Ici, la connaissance d‘un destinataire est conditionnée par la connaissance de son e-mail. Le problème de l‘identité sur internet est un sujet intéressant mais néanmoins complexe, et de nombreux travaux existent pour tenter de le résoudre, au moins partiellement. Citons par exemple WebID [Inkster 2017], présenté en 2.2.1, qui propose d‘utiliser des URI sémantiques comme moyen d‘échanger des identités et d‘en découvrir de nouvelles grâce à graphe social exprimé en FOAF. De même, XDI [Reed 2004] recommande un identifiant unique sur le Web pour chaque individu auquel chacun peut associer des traits d‘identité publics ou privés.
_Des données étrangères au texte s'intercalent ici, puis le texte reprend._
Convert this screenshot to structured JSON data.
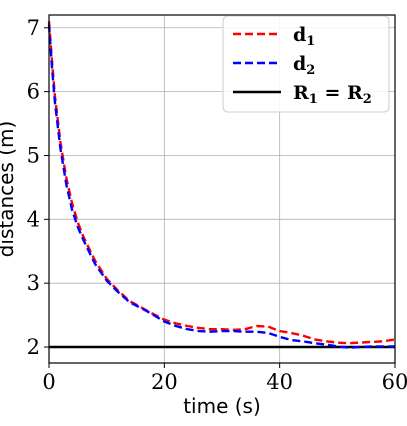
{
  "chart_data": {
    "type": "line",
    "xlabel": "time (s)",
    "ylabel": "distances (m)",
    "xlim": [
      0,
      60
    ],
    "ylim": [
      1.75,
      7.2
    ],
    "xticks": [
      0,
      20,
      40,
      60
    ],
    "yticks": [
      2,
      3,
      4,
      5,
      6,
      7
    ],
    "grid": true,
    "legend_position": "top-right",
    "series": [
      {
        "name": "d1",
        "name_main": "d",
        "name_sub": "1",
        "style": "dashed",
        "color": "#ff0000",
        "x": [
          0,
          0.5,
          1,
          2,
          3,
          4,
          5,
          6,
          8,
          10,
          12,
          14,
          16,
          18,
          20,
          22,
          24,
          26,
          28,
          30,
          32,
          34,
          36,
          38,
          40,
          42,
          44,
          46,
          48,
          50,
          52,
          54,
          56,
          58,
          60
        ],
        "y": [
          7.1,
          6.5,
          5.95,
          5.2,
          4.65,
          4.25,
          3.95,
          3.72,
          3.35,
          3.07,
          2.88,
          2.72,
          2.62,
          2.52,
          2.43,
          2.37,
          2.33,
          2.3,
          2.28,
          2.28,
          2.27,
          2.28,
          2.33,
          2.32,
          2.25,
          2.22,
          2.18,
          2.12,
          2.09,
          2.07,
          2.06,
          2.07,
          2.08,
          2.09,
          2.12
        ]
      },
      {
        "name": "d2",
        "name_main": "d",
        "name_sub": "2",
        "style": "dashed",
        "color": "#0000ff",
        "x": [
          0,
          0.5,
          1,
          2,
          3,
          4,
          5,
          6,
          8,
          10,
          12,
          14,
          16,
          18,
          20,
          22,
          24,
          26,
          28,
          30,
          32,
          34,
          36,
          38,
          40,
          42,
          44,
          46,
          48,
          50,
          52,
          54,
          56,
          58,
          60
        ],
        "y": [
          7.05,
          6.4,
          5.85,
          5.1,
          4.55,
          4.15,
          3.88,
          3.67,
          3.3,
          3.04,
          2.86,
          2.7,
          2.61,
          2.51,
          2.4,
          2.33,
          2.28,
          2.25,
          2.24,
          2.25,
          2.25,
          2.24,
          2.24,
          2.22,
          2.16,
          2.11,
          2.09,
          2.06,
          2.04,
          2.01,
          1.99,
          2.0,
          2.01,
          2.01,
          2.01
        ]
      },
      {
        "name": "R1 = R2",
        "name_main": "R",
        "name_sub": "1",
        "name_mid": " = R",
        "name_sub2": "2",
        "style": "solid",
        "color": "#000000",
        "x": [
          0,
          60
        ],
        "y": [
          2.0,
          2.0
        ]
      }
    ]
  }
}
Des registrars sont alors en charge d‘assurer la correspondance entre identifiant et trait d‘identité, de la même façon qu‘un DNS traduit un nom de domaine en IP. Malheureusement, ces travaux n‘ont pas encore fait consensus et sont pour le moment difficilement exploitables dans un contexte industriel comme celui de Cozy Cloud. Cependant, bien qu‘extrêmement populaire, le courriel souffre d‘un problème natif de sécurité ; le contenu des e-mails est transmis en clair sur le réseau, ce qui le rend vulnérable à des attaques de confidentialité. Un attaquant qui écoute le réseau serait potentiellement capable d‘intercepter un e-mail de partage, avec les conséquences décrites ci-dessous.

134 S‘il s‘agit du cas 1, où l‘URL contenu dans l‘e-mail redirige vers le Cozy du destinataire, l‘attaquant ne pourra rien faire de plus qu‘apprendre l‘existence du partage entre les deux pairs. Il sera incapable de connaître le contenu des documents, ni d‘impacter le déroulement du partage. Une fois établi, tous les échanges du protocole sont chiffrés via TLS65. L‘attaquant ne pourra donc rien intercepter de plus que ce qui est dévoilé par ce protocole, c‘est-à-dire les métadonnées des échanges, comme les adresses IP de l‘émetteur et du destinataire.

En revanche, s‘il s‘agit du cas 2, l‘URL redirige vers une page du Cozy de l‘émetteur qui n‘est pas protégée, car le destinataire ne dispose alors d‘aucun secret partagé avec l‘émetteur. L‘attaquant serait donc capable d‘entrer l‘adresse de son propre Cloud personnel pour recevoir le partage à la place du destinataire légitime et potentiellement tous les futurs partages, si l‘émetteur ne se rend pas compte de la supercherie.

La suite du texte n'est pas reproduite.